Ahora las cosas han cambiado tanto que la gestora y los partidarios de Patxi López les siguen más que nerviosos, aunque conteniéndose. Los grandes grupos de comunicación no hacen crónicas de los mítines de los sanchistas, pero la prensa local y las redes sociales sí. Asisten y cuentan en los actos. Allí donde se venden pulseras a un euro para sufragar un autobús, camisetas, chapas, tazas. "Se organizan igual que nos organizábamos para financiarnos la excursión de fin de curso", cuenta una de las colaboradoras de Pedro Sánchez.

Fue el acto de Xiribella (Valencia) el que marcó un impasse, cuando Pedro Sánchez aún no se había aclarado del todo y César Luena organizaba comidas con él y otros antiguos amigos "para convencerle de que era un error que regresara", comenta uno de los entrevistados para este artículo. Pero Xiribella y sus 1.000 asistentes fueron un pistoletazo de salida.

Con todo, Odón Elorza –que desde octubre ha cubierto más de 30 actos, como Cantera- sabe que las cosas no van a ser fáciles. Como todos sus compañeros que apoyan al sanchismo, conoce de primera mano que les queda mucho camino por recorrer y que su principal problema van a ser las presiones del aparato, todo lo que Andalucía tiene atado. "Dicen que ellos –los susanistas- han hecho muy bien las cuentas y tienen todos los datos. Creen que el tiempo les va a beneficiar. Tienen a mano las presiones conocidas –llamadas a los alcaldes, amenazándoles con quitarles subvenciones o proyectos de futuro- más los grandes medios a su favor. En la recogida de avales se van a movilizar muy bien. Tienen también a la vieja guardia , los antiguos altos cargos... Bueno, tenemos que seguir trabajando".

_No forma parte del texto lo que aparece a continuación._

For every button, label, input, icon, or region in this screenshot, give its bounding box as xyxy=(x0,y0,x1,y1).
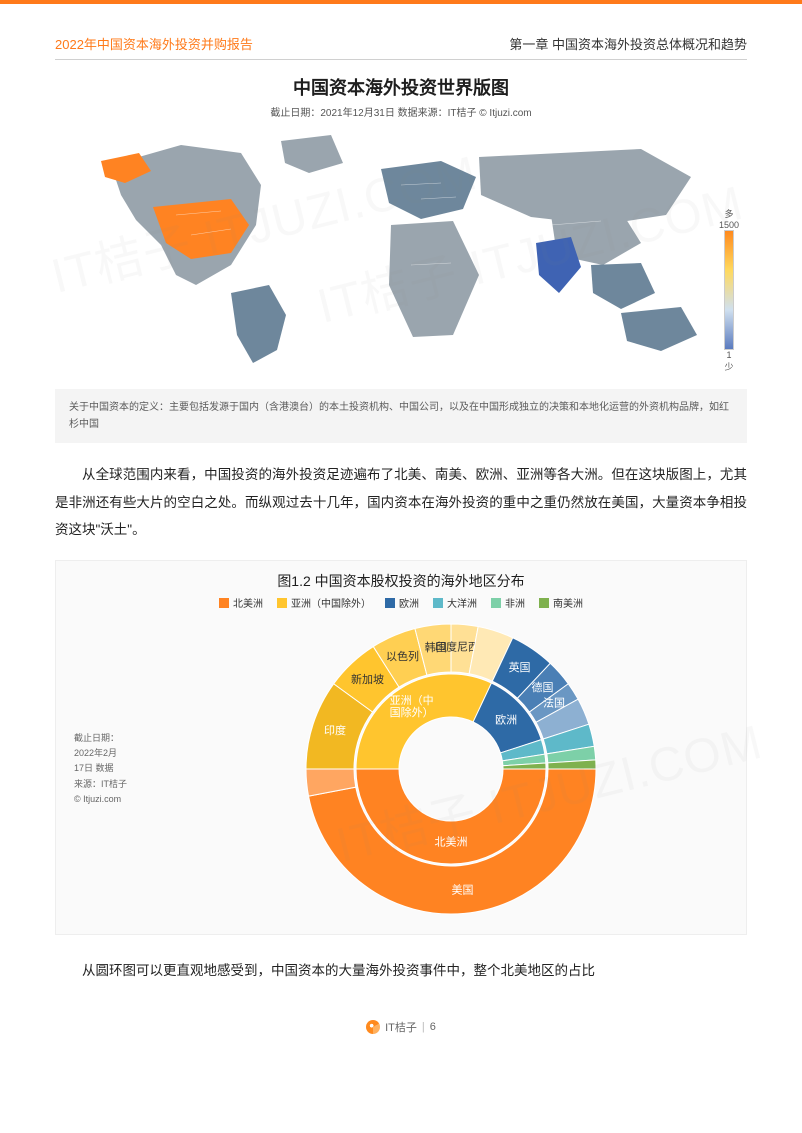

Cantera y sus compañeras defienden que eso también lo saben, pero la excomandante recuerda de dónde vienen y lo que está significando el crowdfunding. "Al principio, nos pedían un número de cuenta para ayudarnos con la gasolina y demás gastos. Ha habido actos incluso donde me dejaron un puñado de billetes en la mano, recogidos entre los asistentes, pero lo rechazamos. Tampoco hemos querido dar un número de cuenta, porque las donaciones pueden ser anónimas y no se consienten grandes cantidades. Los militantes jóvenes ven un problema en el crowfunding: la gente mayor –mayoritaria entre votantes socialistas- no maneja las redes, pero preferimos que se dirijan a jóvenes que les ayuden, que lo hagan mediante tarjeta de crédito. Así evitamos insinuaciones maliciosas, como las que han sugerido diciendo que estábamos blanqueando dinero. ¿De donde?", se pregunta Cantera.

Con malicia o sin ella, los sanchistas van llenando, pero la duda de sus contrincantes es si a los actos acuden militantes o simpatizantes. Y estos últimos no van a votar, se pongan como se pongan.